Sur ce point, il apparaît que les démarches amiables ne sont pas garanties par le contrat. Si madame X. invoque le caractère obligatoire de cette démarche, elle n'en admet pas moins qu'il s'agit d'une démarche pré contentieuse, ce qui ne peut correspondre à l'objet du contrat.
Pour le surplus elle ne justifie pas, ainsi que l'a dit le premier juge d'une procédure de liquidation partage en cours devant une juridiction, puisque les factures produites sont relatives à un projet d'assignation dont il n'est pas même soutenu qu'elle aurait été délivrée.
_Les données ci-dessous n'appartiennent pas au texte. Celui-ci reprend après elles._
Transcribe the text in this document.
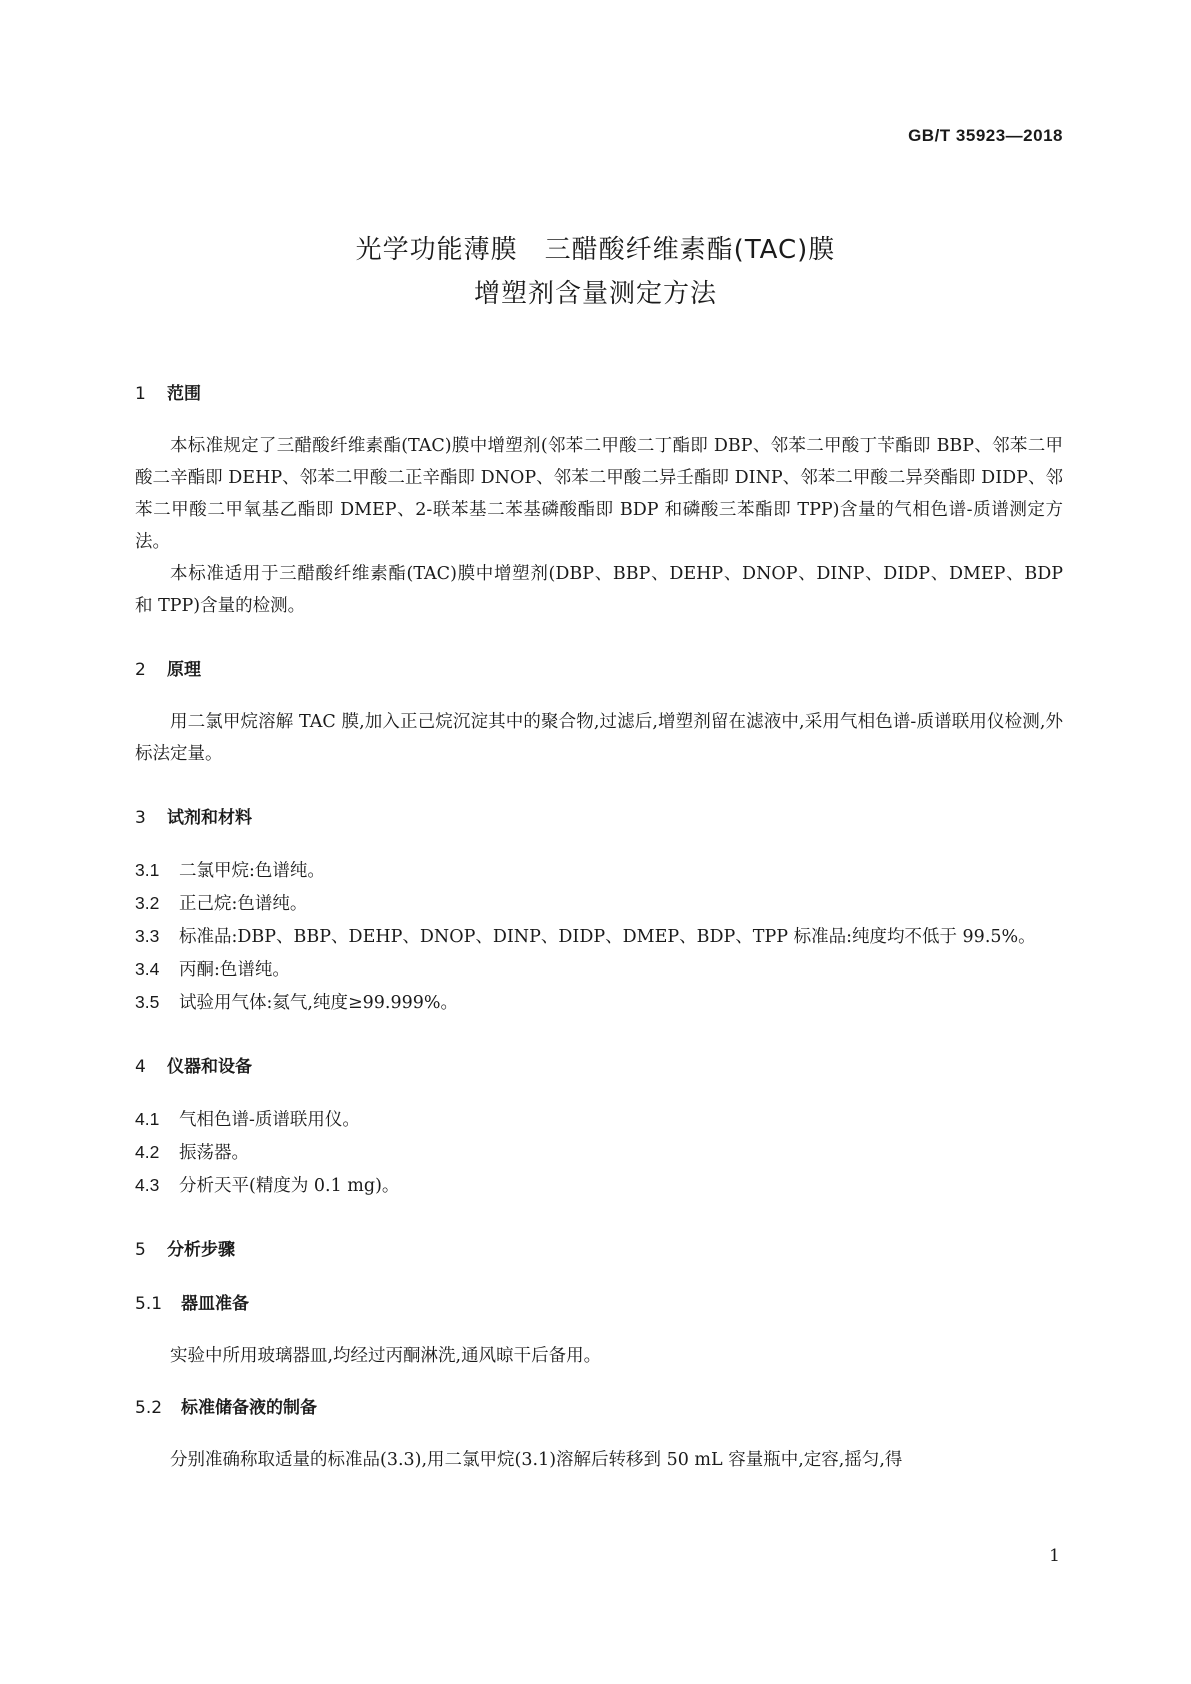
GB/T 35923—2018
光学功能薄膜　三醋酸纤维素酯(TAC)膜
增塑剂含量测定方法
1 范围

本标准规定了三醋酸纤维素酯(TAC)膜中增塑剂(邻苯二甲酸二丁酯即 DBP、邻苯二甲酸丁苄酯即 BBP、邻苯二甲酸二辛酯即 DEHP、邻苯二甲酸二正辛酯即 DNOP、邻苯二甲酸二异壬酯即 DINP、邻苯二甲酸二异癸酯即 DIDP、邻苯二甲酸二甲氧基乙酯即 DMEP、2-联苯基二苯基磷酸酯即 BDP 和磷酸三苯酯即 TPP)含量的气相色谱-质谱测定方法。

本标准适用于三醋酸纤维素酯(TAC)膜中增塑剂(DBP、BBP、DEHP、DNOP、DINP、DIDP、DMEP、BDP 和 TPP)含量的检测。

2 原理

用二氯甲烷溶解 TAC 膜,加入正己烷沉淀其中的聚合物,过滤后,增塑剂留在滤液中,采用气相色谱-质谱联用仪检测,外标法定量。

3 试剂和材料

3.1 二氯甲烷:色谱纯。

3.2 正己烷:色谱纯。

3.3 标准品:DBP、BBP、DEHP、DNOP、DINP、DIDP、DMEP、BDP、TPP 标准品:纯度均不低于 99.5%。

3.4 丙酮:色谱纯。

3.5 试验用气体:氦气,纯度≥99.999%。

4 仪器和设备

4.1 气相色谱-质谱联用仪。

4.2 振荡器。

4.3 分析天平(精度为 0.1 mg)。

5 分析步骤
5.1 器皿准备

实验中所用玻璃器皿,均经过丙酮淋洗,通风晾干后备用。

5.2 标准储备液的制备

分别准确称取适量的标准品(3.3),用二氯甲烷(3.1)溶解后转移到 50 mL 容量瓶中,定容,摇匀,得

1
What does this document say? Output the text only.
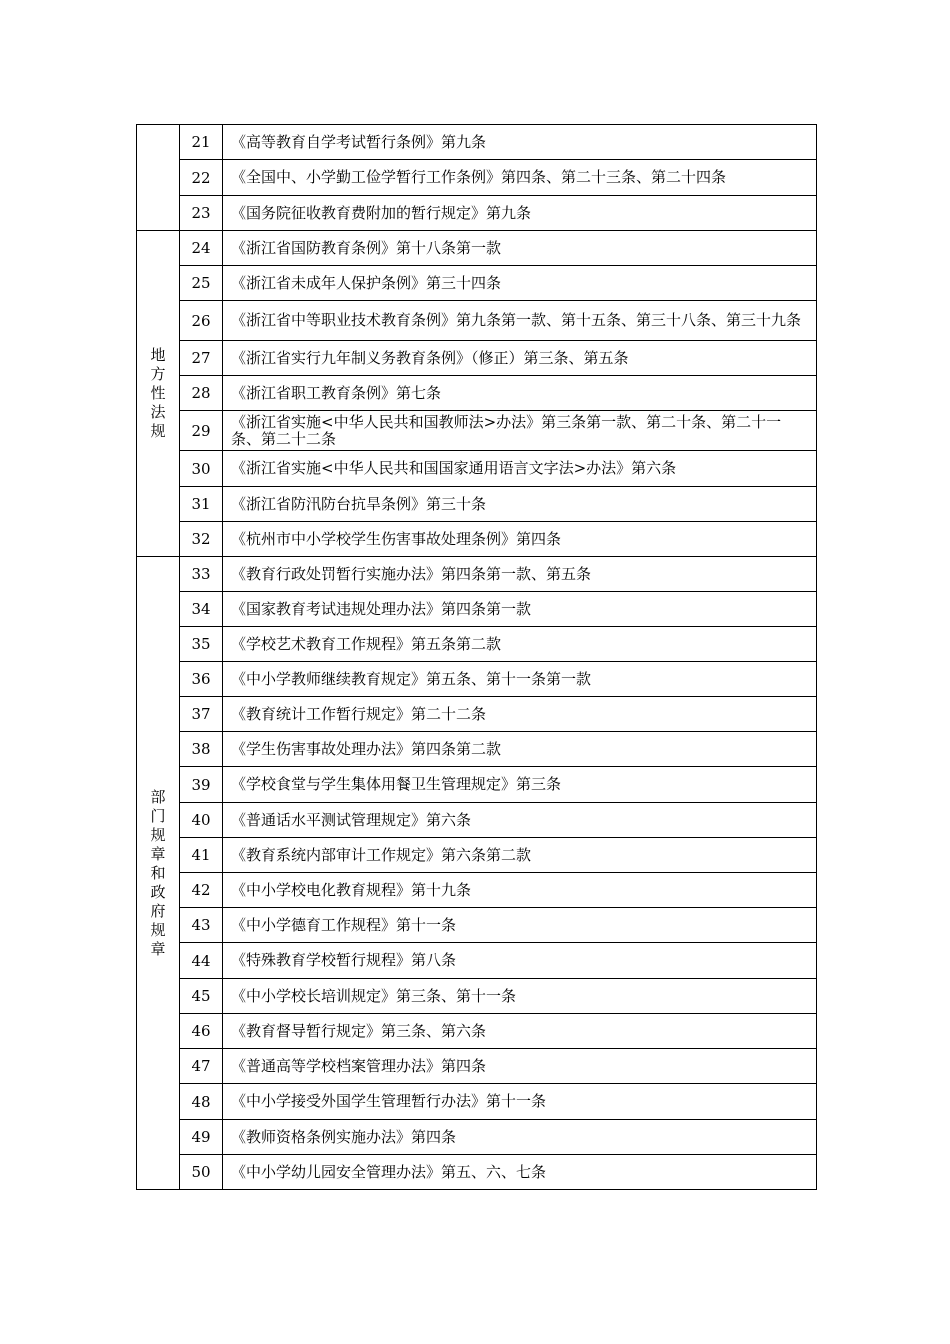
	21	《高等教育自学考试暂行条例》第九条
	22	《全国中、小学勤工俭学暂行工作条例》第四条、第二十三条、第二十四条
	23	《国务院征收教育费附加的暂行规定》第九条
地方性法规	24	《浙江省国防教育条例》第十八条第一款
	25	《浙江省未成年人保护条例》第三十四条
	26	《浙江省中等职业技术教育条例》第九条第一款、第十五条、第三十八条、第三十九条
	27	《浙江省实行九年制义务教育条例》（修正）第三条、第五条
	28	《浙江省职工教育条例》第七条
	29	《浙江省实施<中华人民共和国教师法>办法》第三条第一款、第二十条、第二十一条、第二十二条
	30	《浙江省实施<中华人民共和国国家通用语言文字法>办法》第六条
	31	《浙江省防汛防台抗旱条例》第三十条
	32	《杭州市中小学校学生伤害事故处理条例》第四条
部门规章和政府规章	33	《教育行政处罚暂行实施办法》第四条第一款、第五条
	34	《国家教育考试违规处理办法》第四条第一款
	35	《学校艺术教育工作规程》第五条第二款
	36	《中小学教师继续教育规定》第五条、第十一条第一款
	37	《教育统计工作暂行规定》第二十二条
	38	《学生伤害事故处理办法》第四条第二款
	39	《学校食堂与学生集体用餐卫生管理规定》第三条
	40	《普通话水平测试管理规定》第六条
	41	《教育系统内部审计工作规定》第六条第二款
	42	《中小学校电化教育规程》第十九条
	43	《中小学德育工作规程》第十一条
	44	《特殊教育学校暂行规程》第八条
	45	《中小学校长培训规定》第三条、第十一条
	46	《教育督导暂行规定》第三条、第六条
	47	《普通高等学校档案管理办法》第四条
	48	《中小学接受外国学生管理暂行办法》第十一条
	49	《教师资格条例实施办法》第四条
	50	《中小学幼儿园安全管理办法》第五、六、七条
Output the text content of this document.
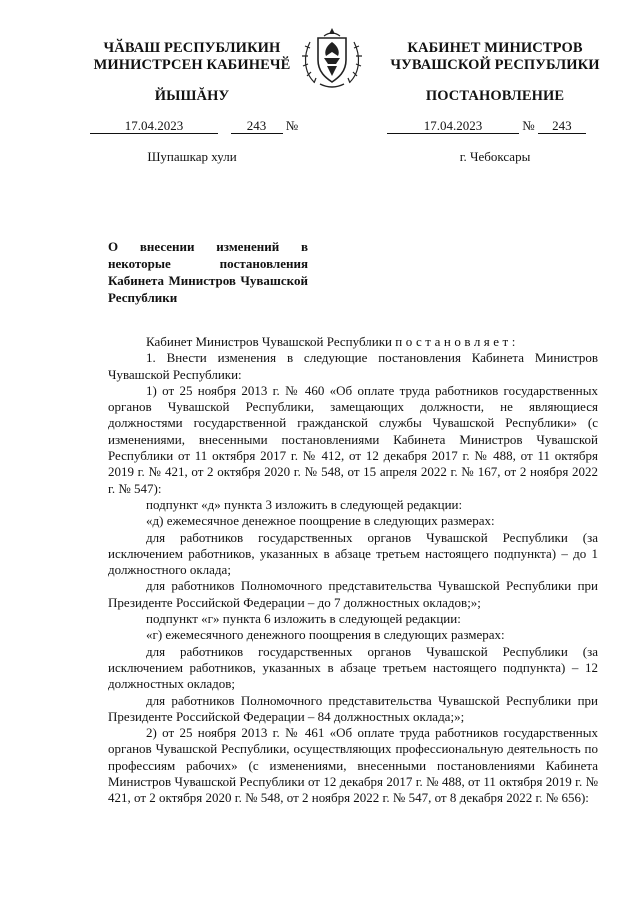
ЧӐВАШ РЕСПУБЛИКИН
МИНИСТРСЕН КАБИНЕЧӖ
ЙЫШĂНУ
КАБИНЕТ МИНИСТРОВ
ЧУВАШСКОЙ РЕСПУБЛИКИ
ПОСТАНОВЛЕНИЕ
17.04.2023	243 №	17.04.2023	№ 243
Шупашкар хули	г. Чебоксары
О внесении изменений в некоторые постановления Кабинета Министров Чувашской Республики

Кабинет Министров Чувашской Республики постановляет:

1. Внести изменения в следующие постановления Кабинета Министров Чувашской Республики:

1) от 25 ноября 2013 г. № 460 «Об оплате труда работников государственных органов Чувашской Республики, замещающих должности, не являющиеся должностями государственной гражданской службы Чувашской Республики» (с изменениями, внесенными постановлениями Кабинета Министров Чувашской Республики от 11 октября 2017 г. № 412, от 12 декабря 2017 г. № 488, от 11 октября 2019 г. № 421, от 2 октября 2020 г. № 548, от 15 апреля 2022 г. № 167, от 2 ноября 2022 г. № 547):

подпункт «д» пункта 3 изложить в следующей редакции:

«д) ежемесячное денежное поощрение в следующих размерах:

для работников государственных органов Чувашской Республики (за исключением работников, указанных в абзаце третьем настоящего подпункта) – до 1 должностного оклада;

для работников Полномочного представительства Чувашской Республики при Президенте Российской Федерации – до 7 должностных окладов;»;

подпункт «г» пункта 6 изложить в следующей редакции:

«г) ежемесячного денежного поощрения в следующих размерах:

для работников государственных органов Чувашской Республики (за исключением работников, указанных в абзаце третьем настоящего подпункта) – 12 должностных окладов;

для работников Полномочного представительства Чувашской Республики при Президенте Российской Федерации – 84 должностных оклада;»;

2) от 25 ноября 2013 г. № 461 «Об оплате труда работников государственных органов Чувашской Республики, осуществляющих профессиональную деятельность по профессиям рабочих» (с изменениями, внесенными постановлениями Кабинета Министров Чувашской Республики от 12 декабря 2017 г. № 488, от 11 октября 2019 г. № 421, от 2 октября 2020 г. № 548, от 2 ноября 2022 г. № 547, от 8 декабря 2022 г. № 656):
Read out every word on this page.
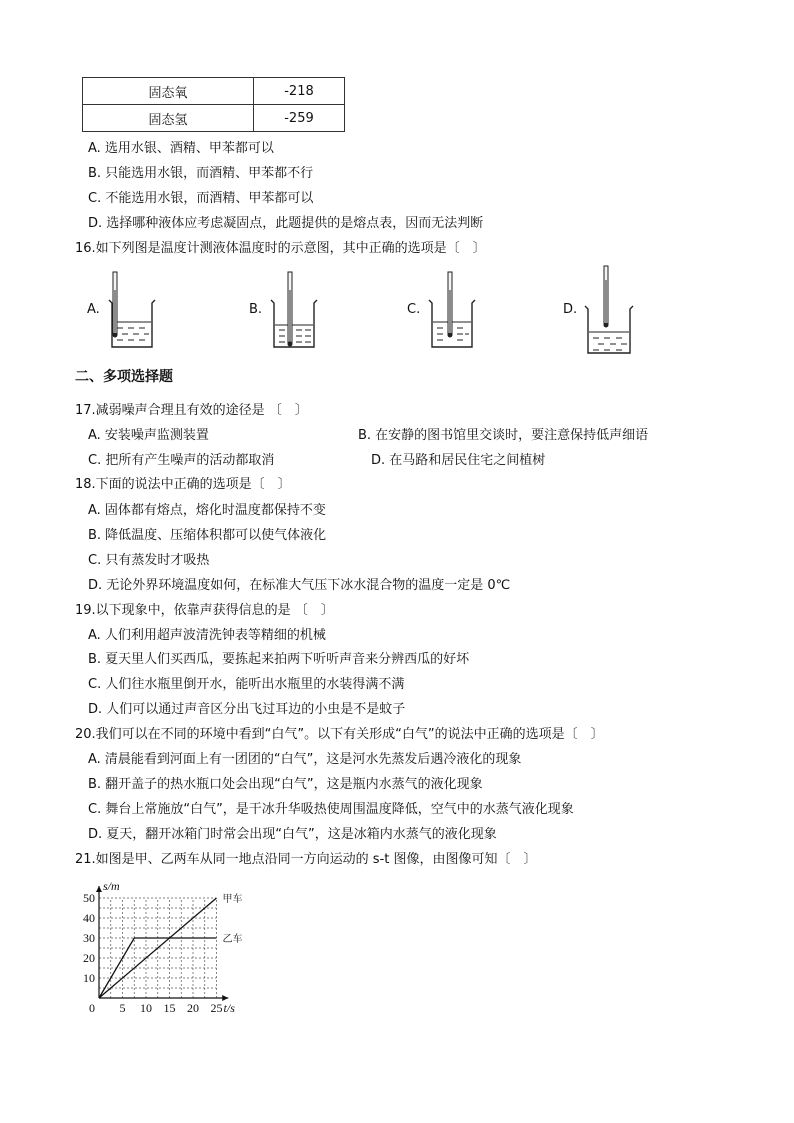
固态氧	-218
固态氢	-259
A. 选用水银、酒精、甲苯都可以
B. 只能选用水银，而酒精、甲苯都不行
C. 不能选用水银，而酒精、甲苯都可以
D. 选择哪种液体应考虑凝固点，此题提供的是熔点表，因而无法判断
16.如下列图是温度计测液体温度时的示意图，其中正确的选项是〔　〕
A.	B.	C.	D.
二、多项选择题
17.减弱噪声合理且有效的途径是 〔　〕
A. 安装噪声监测装置	B. 在安静的图书馆里交谈时，要注意保持低声细语
C. 把所有产生噪声的活动都取消	D. 在马路和居民住宅之间植树
18.下面的说法中正确的选项是〔　〕
A. 固体都有熔点，熔化时温度都保持不变
B. 降低温度、压缩体积都可以使气体液化
C. 只有蒸发时才吸热
D. 无论外界环境温度如何，在标准大气压下冰水混合物的温度一定是 0℃
19.以下现象中，依靠声获得信息的是 〔　〕
A. 人们利用超声波清洗钟表等精细的机械
B. 夏天里人们买西瓜，要拣起来拍两下听听声音来分辨西瓜的好坏
C. 人们往水瓶里倒开水，能听出水瓶里的水装得满不满
D. 人们可以通过声音区分出飞过耳边的小虫是不是蚊子
20.我们可以在不同的环境中看到“白气”。以下有关形成“白气”的说法中正确的选项是〔　〕
A. 清晨能看到河面上有一团团的“白气”，这是河水先蒸发后遇冷液化的现象
B. 翻开盖子的热水瓶口处会出现“白气”，这是瓶内水蒸气的液化现象
C. 舞台上常施放“白气”，是干冰升华吸热使周围温度降低，空气中的水蒸气液化现象
D. 夏天，翻开冰箱门时常会出现“白气”，这是冰箱内水蒸气的液化现象
21.如图是甲、乙两车从同一地点沿同一方向运动的 s-t 图像，由图像可知〔　〕
0 5 10 15 20 25
10
20
30
40
50
t/s
s/m
甲车
乙车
Madame X. doit donc être déboutée et le jugement confirmé.
Quant aux dommages et intérêts sollicités, il convient en premier lieu d'observer que le refus de l'assureur de prendre en charge les honoraires demandés était justifié. Les époux X. invoquent également des manquements de l'assureur à ses obligations au titre de la direction du procès faisant valoir, en substance, que l'assureur a participé à la complexité du litige en étant insuffisamment diligent. Toutefois, là encore la preuve de cette carence de l'assureur n'est pas rapportée. En effet, les appelants procèdent essentiellement par affirmation alors que de son côté, l'assureur qui ne supporte pas la charge de la preuve, justifie qu'un certain nombre de ses demandes de renseignement faisaient l'objet de réponses à tout le moins tardives.
La faute de l'assureur n'est donc pas établie et il n'y a pas lieu à dommages et intérêts.
Il ne saurait donc y avoir lieu à publication de l'arrêt.
Le jugement sera ainsi confirmé en toutes ses dispositions.
L'appel étant mal fondé, les époux X. seront condamnés au paiement d'une somme que l'équité conduit à limiter à 1.500 euros par application des dispositions de l'article 700 du code de procédure civile et aux dépens.
DISPOSITIF (décision proprement dite) (N.B. : mention ne figurant pas sur l’original)
PAR CES MOTIFS :
LA COUR,
Dit n'y avoir lieu à rejet des conclusions et pièces du 9 novembre 2015,
Confirme le jugement entrepris en toutes ses dispositions,
Y ajoutant,
Condamne les époux X. à payer à la SA Juridica la somme de 1.500 euros par application des dispositions de l'article 700 du code de procédure civile,
Condamne les époux X. aux dépens.
Le présent arrêt a été signé par Madame Catherine FOURNIEL, président, et par Madame Véronique SAIGE, greffier, auquel la minute de la décision a été remise par le magistrat signataire.